11. California Residents (CCPA)
If you are a California resident, the California Consumer Privacy Act (“CCPA”) provides you specific rights regarding your personal information. We:
- Do not sell your personal information (we have not done so in the preceding 12 months and have no plans to)
- Do not share your personal information for cross-context behavioral advertising
- Respect the Global Privacy Control (GPC) signal
You may exercise your CCPA rights by emailing [email protected].
12. Security
We use industry-standard measures to protect your information:
- HTTPS encryption for all data in transit
- Encryption at rest for sensitive data via our infrastructure providers
- Authentication via Apple and Google (we never see your password)
- Regular dependency updates and security review of code changes
- Access controls limiting which team members can see what data
No system is perfectly secure. If we discover a breach that materially affects you, we will notify you promptly as required by applicable law.

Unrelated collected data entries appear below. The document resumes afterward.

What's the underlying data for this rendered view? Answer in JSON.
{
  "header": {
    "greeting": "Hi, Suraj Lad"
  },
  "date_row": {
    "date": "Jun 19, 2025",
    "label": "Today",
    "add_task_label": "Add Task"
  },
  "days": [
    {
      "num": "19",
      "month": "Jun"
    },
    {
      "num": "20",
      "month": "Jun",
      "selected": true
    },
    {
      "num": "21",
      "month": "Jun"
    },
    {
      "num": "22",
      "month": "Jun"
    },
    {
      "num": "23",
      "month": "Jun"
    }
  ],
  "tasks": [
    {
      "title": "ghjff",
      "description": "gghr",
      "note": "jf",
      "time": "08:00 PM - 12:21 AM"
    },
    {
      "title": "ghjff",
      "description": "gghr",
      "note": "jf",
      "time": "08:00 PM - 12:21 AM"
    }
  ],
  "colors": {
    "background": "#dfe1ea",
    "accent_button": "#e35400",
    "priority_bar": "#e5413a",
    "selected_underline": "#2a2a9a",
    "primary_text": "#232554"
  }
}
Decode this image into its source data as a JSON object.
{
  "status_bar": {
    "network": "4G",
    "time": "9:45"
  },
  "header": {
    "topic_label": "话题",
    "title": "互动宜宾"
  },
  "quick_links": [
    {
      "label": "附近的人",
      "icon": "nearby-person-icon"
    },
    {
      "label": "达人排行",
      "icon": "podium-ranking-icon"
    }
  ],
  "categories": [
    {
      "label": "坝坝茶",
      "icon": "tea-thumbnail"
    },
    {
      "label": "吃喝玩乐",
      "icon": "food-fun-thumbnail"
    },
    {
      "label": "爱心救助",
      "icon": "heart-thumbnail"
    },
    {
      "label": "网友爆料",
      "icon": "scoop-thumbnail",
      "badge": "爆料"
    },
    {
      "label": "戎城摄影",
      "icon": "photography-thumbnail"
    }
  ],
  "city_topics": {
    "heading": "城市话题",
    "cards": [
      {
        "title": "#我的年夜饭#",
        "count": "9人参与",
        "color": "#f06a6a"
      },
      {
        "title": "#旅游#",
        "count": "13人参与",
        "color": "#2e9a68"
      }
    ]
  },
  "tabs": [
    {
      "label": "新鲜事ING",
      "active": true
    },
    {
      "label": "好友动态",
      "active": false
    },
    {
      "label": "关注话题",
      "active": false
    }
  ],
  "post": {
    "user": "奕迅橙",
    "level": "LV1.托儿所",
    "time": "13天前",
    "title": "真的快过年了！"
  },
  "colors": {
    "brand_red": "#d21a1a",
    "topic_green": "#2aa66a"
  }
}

13. Cookies and Tracking Technologies
The Toasty mobile app does not use cookies. We use device identifiers (Apple’s IDFV) and pseudonymous analytics identifiers to track usage in aggregate. We do not use cross-app tracking and respect Apple’s App Tracking Transparency framework.
The Toasty marketing website may use cookies; see the cookie notice on the website when you visit it.
14. Changes to This Policy
We may update this Privacy Policy from time to time. When we make material changes, we will:
- Update the “Last Updated” date at the top
- Notify you within the app or via email at least 14 days before the change takes effect
- Maintain the prior version available on request
Your continued use of Toasty after the changes take effect indicates your acceptance of the updated policy.
15. Contact
Privacy questions, requests, or concerns:
Email: [email protected]
For data protection inquiries from EU/UK users, you may also contact your local data protection authority.
This Privacy Policy was drafted on 2026-05-23. We aim to keep it readable and current. If you spot something confusing or wrong, please tell us.